Screenplay: Mike Medavoy, Scott Franklin, Arnold Messer, Brian Oliver
Starring: Natalie Portman Vincent Cassel Mila Kunis
Release Date: December 3, 2010
Heard about all the hype about this movie and want to check it out? Well, if you're planning on watching Black Swan, don't expect to see a movie filled with pink tutus, fairy dust and girls made of sugar and spice. Darren Aronofsky's Black Swan is an erotic, twisted thriller that might just disturb you. Actually, I'm sure it will. Aronofsky manipulates the world of ballerina dance to tell a beautifully dark tale of a young woman who aspires to become the perfect candidate to personify both innocence and depravity. Through scenes of lust, corruption, violence and psychotic tendencies, Black Swan is a truly dark masterpiece.
Natalie Portman plays Nina, a determined ballerina who aims to land the lead role of their production company's adaption to Swan Lake. Nina strives for perfection when it comes to her dance, and her technique is flawless. Sadly, she lacks soul and emotion when she performs. Though many trails of trying to impress the production's director, Thomas, she is conflicted in making the right choices in order to win the part. Although Nina's skill in the art of ballet is unmatched, if she is to play the part of the Swan Queen, she must learn how to emote two different personas: one being the innocent white swan, and the other being the sensuous black swan.
Aronofsky (Requiem for a Dream, The Wrestler) is a master at work when it comes to delivering the eerie, tormented atmosphere to his films. From each camera shot, to the lighting choice and use of shadows, Aronofsky adds some light into this dark tale. Of course, credit to the amazing cinematography goes to Matthew Libatique, who provides skillful camerawork to give each bold and dramatic scene an unblinkable quality. And let us not forget Clint Mansell's score. He weaves in the familar tune of Tchaikovsky's work to arrange an uncanny piece of music that's both daunting and stimulating.
But even with Libatique's handy camera shots and Andrew Weisblum's editing, I felt somewhat cheated. The way particular scenes were shot seemed to only serve the purpose of a cheap scare. And I understand that this film was to suppose to give you a very disturbed feeling, which it accomplished. So I don’t know why it was necessary to add all the “jump” scares that it did. The movie seemed to be dark enough as it was.
Some of the dialogue sounded a bit lazy, which is strange considering the very poetic nature of the film. But when someone says “did you suck his cock” in a movie that's supposed to perform like poetry, I just don't know what to think. During these moments of lazy dialogue, nothing but laughter seemed to have filled the theater. Of course, the funny moments of the film were funny. But some of the dialogue just made be cringe.

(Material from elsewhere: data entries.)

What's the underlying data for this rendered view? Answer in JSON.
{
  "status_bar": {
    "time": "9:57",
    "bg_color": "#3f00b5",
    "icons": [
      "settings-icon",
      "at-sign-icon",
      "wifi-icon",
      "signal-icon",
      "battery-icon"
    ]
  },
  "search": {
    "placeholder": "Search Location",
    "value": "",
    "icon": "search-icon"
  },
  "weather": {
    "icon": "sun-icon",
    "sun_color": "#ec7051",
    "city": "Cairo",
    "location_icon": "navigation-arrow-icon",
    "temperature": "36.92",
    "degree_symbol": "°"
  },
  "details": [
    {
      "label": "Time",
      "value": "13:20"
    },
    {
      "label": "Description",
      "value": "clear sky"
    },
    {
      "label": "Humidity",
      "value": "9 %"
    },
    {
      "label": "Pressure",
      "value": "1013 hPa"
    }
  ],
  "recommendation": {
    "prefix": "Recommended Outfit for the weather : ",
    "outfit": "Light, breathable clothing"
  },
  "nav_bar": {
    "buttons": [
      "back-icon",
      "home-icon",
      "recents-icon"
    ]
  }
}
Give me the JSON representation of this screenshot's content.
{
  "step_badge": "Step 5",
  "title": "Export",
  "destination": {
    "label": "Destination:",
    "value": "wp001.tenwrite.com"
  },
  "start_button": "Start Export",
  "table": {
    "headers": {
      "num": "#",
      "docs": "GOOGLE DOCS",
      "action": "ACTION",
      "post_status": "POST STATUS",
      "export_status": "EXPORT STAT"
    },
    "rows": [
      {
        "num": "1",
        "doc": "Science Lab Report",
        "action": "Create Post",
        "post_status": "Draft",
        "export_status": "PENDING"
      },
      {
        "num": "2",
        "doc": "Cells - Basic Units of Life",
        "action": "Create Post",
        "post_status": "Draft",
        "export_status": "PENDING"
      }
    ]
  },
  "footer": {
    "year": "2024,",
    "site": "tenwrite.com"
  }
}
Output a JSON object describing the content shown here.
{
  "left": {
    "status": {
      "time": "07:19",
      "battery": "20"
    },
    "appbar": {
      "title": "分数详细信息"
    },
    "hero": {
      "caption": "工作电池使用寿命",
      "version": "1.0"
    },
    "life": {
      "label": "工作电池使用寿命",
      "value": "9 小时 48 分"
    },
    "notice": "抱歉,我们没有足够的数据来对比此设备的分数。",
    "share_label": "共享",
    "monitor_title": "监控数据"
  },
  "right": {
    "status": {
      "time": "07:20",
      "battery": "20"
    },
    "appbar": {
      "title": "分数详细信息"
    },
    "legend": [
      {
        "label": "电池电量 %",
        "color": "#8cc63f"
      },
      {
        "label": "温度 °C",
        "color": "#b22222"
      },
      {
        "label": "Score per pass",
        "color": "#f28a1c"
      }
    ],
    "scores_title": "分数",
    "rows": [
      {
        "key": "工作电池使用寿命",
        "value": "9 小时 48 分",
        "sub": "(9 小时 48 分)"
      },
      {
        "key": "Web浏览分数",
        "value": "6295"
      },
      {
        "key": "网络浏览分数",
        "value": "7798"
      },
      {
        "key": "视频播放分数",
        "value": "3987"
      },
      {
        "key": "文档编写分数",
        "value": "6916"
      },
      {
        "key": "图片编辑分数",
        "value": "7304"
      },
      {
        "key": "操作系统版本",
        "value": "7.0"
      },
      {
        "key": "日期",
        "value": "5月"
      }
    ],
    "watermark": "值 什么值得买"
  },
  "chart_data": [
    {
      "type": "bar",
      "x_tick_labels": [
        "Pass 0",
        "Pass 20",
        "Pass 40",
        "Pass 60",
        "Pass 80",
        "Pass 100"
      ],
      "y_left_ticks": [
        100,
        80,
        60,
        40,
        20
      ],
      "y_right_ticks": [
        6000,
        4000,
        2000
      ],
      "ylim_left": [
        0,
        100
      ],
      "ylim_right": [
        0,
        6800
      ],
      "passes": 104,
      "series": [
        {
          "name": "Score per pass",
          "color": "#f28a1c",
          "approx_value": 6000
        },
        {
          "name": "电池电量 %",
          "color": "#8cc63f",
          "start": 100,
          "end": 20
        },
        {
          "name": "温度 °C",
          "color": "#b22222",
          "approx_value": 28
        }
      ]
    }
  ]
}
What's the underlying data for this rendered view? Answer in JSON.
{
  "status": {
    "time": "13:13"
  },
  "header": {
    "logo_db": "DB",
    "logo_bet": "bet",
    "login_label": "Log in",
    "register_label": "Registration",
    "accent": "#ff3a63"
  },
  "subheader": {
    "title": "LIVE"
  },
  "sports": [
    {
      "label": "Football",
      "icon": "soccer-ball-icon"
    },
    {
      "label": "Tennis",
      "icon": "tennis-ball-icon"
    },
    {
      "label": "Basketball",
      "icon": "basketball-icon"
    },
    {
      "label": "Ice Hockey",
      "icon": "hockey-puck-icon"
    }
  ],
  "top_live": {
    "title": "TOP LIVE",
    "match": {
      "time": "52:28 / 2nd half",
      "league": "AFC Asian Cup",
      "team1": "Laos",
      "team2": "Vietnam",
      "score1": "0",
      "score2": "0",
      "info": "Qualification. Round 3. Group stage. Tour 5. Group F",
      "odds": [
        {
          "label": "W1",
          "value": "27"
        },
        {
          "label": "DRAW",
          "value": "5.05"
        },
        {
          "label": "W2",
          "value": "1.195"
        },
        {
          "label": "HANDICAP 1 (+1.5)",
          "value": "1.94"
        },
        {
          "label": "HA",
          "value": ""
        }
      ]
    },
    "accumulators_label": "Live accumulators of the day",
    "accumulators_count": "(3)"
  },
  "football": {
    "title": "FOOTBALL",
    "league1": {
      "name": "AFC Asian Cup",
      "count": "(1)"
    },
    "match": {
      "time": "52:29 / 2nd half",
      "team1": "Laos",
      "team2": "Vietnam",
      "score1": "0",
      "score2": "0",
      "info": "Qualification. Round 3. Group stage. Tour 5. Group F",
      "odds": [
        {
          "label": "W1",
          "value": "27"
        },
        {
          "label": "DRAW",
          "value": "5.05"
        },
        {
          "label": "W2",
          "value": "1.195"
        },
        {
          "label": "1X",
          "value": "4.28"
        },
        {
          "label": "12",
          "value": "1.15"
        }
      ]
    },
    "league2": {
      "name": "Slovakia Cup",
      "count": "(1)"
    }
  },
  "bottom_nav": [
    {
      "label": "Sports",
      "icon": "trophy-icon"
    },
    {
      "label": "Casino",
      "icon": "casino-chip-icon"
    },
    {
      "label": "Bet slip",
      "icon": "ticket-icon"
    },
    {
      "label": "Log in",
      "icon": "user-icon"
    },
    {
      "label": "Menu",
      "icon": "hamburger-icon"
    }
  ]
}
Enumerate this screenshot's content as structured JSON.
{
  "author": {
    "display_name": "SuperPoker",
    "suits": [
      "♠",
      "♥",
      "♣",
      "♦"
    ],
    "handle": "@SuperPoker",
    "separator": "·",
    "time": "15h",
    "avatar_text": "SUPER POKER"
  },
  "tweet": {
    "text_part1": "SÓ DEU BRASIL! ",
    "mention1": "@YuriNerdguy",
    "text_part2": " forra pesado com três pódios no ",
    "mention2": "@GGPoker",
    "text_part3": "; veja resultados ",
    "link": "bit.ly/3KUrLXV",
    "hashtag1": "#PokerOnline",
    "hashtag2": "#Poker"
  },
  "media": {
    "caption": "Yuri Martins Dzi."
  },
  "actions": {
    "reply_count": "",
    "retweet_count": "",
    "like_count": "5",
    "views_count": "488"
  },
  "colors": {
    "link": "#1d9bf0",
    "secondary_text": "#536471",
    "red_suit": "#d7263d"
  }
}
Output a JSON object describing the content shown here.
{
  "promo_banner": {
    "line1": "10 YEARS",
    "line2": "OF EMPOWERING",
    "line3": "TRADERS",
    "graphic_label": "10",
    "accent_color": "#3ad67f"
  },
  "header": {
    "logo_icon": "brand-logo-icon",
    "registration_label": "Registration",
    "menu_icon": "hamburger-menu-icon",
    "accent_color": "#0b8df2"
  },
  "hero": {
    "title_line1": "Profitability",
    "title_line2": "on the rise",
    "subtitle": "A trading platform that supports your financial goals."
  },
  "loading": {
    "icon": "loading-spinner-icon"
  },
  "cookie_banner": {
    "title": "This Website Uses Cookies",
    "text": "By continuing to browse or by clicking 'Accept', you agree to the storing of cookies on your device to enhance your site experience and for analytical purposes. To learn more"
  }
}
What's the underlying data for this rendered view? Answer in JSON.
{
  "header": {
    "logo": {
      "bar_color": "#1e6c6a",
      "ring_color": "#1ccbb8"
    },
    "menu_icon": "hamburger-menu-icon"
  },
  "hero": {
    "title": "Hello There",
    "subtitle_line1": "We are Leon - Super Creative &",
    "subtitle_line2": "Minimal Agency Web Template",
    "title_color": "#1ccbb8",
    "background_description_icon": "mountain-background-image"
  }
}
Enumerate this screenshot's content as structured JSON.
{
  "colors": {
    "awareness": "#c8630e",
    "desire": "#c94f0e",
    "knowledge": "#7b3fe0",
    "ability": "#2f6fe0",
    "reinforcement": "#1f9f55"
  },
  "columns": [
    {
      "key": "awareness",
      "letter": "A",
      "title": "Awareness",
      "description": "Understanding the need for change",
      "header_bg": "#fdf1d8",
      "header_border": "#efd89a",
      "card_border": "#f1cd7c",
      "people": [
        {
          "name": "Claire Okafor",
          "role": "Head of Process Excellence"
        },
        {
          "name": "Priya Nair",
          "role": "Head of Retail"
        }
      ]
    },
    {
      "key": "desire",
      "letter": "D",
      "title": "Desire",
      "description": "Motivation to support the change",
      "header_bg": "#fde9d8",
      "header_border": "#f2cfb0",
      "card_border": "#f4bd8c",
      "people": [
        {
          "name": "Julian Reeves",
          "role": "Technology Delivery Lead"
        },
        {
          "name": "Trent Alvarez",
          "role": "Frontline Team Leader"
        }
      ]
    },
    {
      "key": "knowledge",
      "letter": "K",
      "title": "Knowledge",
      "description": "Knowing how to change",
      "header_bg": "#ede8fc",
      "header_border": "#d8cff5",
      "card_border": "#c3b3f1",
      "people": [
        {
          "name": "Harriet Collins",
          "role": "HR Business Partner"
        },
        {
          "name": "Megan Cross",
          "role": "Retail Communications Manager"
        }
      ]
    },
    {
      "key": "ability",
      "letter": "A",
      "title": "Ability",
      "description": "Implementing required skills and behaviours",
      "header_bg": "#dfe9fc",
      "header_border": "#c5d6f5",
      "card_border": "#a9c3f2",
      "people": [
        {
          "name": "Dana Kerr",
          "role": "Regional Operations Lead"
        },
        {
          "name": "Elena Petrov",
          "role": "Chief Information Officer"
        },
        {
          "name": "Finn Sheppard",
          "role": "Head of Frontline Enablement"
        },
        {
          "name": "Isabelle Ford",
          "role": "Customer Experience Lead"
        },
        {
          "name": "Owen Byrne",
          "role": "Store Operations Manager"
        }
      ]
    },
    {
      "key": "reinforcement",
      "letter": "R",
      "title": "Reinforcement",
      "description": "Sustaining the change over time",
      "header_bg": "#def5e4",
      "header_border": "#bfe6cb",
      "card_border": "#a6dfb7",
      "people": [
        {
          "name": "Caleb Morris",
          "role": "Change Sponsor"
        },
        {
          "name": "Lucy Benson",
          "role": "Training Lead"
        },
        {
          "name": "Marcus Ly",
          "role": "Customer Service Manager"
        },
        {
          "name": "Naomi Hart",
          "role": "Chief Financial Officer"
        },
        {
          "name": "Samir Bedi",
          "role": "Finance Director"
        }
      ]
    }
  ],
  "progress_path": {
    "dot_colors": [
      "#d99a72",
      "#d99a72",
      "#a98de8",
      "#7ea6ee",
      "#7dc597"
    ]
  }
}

However, the film was very good. I didn't expect this film to be perfect, which it wasn't, but I was most certainly impressed. And of course, I cannot finish this review without mentioning the Natalie Portman's performance. As her character charmed me with her purity and innocence, her transformation into the black swan was incredible. All the emotion that was put into her role as Nina was expressed to the highest caliber. Portman delivers a truly unforgettable performance.
Black Swan is a great achievement by Aronofsky and crew. Incredible performances, skillfully put togther by a team of amazing filmmakers, alluring score by Clint Mansell and a compelling story with a perfect ending. It's just too bad the movie wasn’t perfect, but it was damn near close.